La madera es, junto al barro, uno de los
materiales primeramente usados por el
hombre dadas sus excelentes cualidades.
Las construcciones en madera más
primitivas se realizaban simplemente
uniendo troncos en la parte superior y
apoyados en el suelo. Con el tiempo, el
desarrollo de las técnicas de
construcción posibilitó la realización
de una estructura vertical compuesta de
pies derechos de madera sobre los que
apoyaban vigas horizontales. Es en
Grecia donde aparece la carpintería como
arte y como técnica, unida a la de los
primeros ensamblajes complejos y a las
primeras herramientas especializadas,
hecho que permite la gran evolución de
la estructura de madera. El paso
siguiente son las cerchas o cuchillos,
elemento estructural completo formado
por dos piezas inclinadas, los pares, y
otra horizontal, el tirante, que
completa la triangulación del conjunto y
garantiza su indeformabilidad. Las
construcciones griegas adoptan y
desarrollan plenamente este tipo de
estructura de cuchillos de armadura
vertical. En Roma hubo soluciones más
complejas de estas estructuras de madera,
al incorporar a la estructura las
correas y al utilizar el bronce como
material en los tirantes.

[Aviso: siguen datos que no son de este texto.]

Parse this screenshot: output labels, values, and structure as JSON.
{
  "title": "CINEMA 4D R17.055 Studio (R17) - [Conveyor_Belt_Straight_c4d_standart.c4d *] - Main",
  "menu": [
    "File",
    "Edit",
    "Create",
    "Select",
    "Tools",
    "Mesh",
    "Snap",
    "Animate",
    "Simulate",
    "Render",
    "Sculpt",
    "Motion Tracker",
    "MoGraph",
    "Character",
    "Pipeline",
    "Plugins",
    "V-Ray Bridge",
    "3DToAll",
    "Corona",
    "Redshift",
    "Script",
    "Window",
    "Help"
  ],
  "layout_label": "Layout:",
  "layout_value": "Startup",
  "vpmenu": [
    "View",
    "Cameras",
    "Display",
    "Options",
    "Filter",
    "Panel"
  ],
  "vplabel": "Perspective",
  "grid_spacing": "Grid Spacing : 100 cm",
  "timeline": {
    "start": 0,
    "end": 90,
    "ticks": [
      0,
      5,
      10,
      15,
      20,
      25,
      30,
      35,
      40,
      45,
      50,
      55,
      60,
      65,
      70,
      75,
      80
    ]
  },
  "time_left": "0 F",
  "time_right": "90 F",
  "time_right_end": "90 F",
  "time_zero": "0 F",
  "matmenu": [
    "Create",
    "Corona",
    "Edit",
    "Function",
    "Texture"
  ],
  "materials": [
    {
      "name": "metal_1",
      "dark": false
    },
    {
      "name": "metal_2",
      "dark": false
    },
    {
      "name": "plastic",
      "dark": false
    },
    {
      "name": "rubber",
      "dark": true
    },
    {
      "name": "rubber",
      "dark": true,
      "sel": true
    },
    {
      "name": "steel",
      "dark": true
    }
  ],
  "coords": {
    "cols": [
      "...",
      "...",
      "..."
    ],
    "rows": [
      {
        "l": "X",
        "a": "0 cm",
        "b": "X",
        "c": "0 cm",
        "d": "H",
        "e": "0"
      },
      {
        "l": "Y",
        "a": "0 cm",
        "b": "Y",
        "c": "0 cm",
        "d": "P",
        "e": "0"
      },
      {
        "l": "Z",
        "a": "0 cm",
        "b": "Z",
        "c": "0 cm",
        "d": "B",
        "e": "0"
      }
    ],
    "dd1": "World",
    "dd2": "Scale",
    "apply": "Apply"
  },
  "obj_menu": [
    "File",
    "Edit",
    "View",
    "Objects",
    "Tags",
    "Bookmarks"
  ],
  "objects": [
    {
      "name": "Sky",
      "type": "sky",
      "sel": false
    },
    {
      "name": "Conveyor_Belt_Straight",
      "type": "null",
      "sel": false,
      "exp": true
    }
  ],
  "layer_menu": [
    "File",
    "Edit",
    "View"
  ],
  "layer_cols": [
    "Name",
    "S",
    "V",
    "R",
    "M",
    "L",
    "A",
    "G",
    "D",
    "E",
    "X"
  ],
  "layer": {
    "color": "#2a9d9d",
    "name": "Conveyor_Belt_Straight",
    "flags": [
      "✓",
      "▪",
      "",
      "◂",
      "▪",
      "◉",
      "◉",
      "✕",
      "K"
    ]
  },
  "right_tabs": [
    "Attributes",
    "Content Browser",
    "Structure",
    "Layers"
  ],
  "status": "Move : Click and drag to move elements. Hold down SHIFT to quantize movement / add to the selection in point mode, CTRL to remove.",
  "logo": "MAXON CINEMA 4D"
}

Las
características fundamentales de estas
soluciones constructivas clásicas
definen todas las tipologías que después
se mantendrán en la historia de la
construcción.
En la Edad Media se desarrollan menos
variantes de las estructuras de madera,
pero la gran evolución la protagoniza la
técnica del entramado, cada vez más
complejo. El conjunto de pilares
verticales, ahora en varias plantas,
vigas horizontales, pares de cubierta
inclinadas y, todo ello arriostrado por
elementos horizontales e inclinados,
rectos o con formas, constituyó unas
estructuras espaciales estables que
permitían una gran diversidad formal,
unido a la gran variedad de los
materiales utilizados tanto en el
relleno de los espacios entre maderas en
las fachadas (barro, adobe, ladrillo o
entablados), como en los materiales de
cubrición (madera, piedra, pizarra o
elementos vegetales como turba o brezo).
Pero, además, la madera, en su conjunto,
es mucho más en la historia de la
construcción; gracias a ella ha sido
posible la ejecución de la mayoría de
los edificios clásicos que conocemos,
como material de los elementos
provisionales destinados a posibilitar
la construcción con otros elementos (andamios,
apeos y cimbras o encofrados para la
ejecución de bóvedas y arcos), como
estructura horizontal (vigas de forjados)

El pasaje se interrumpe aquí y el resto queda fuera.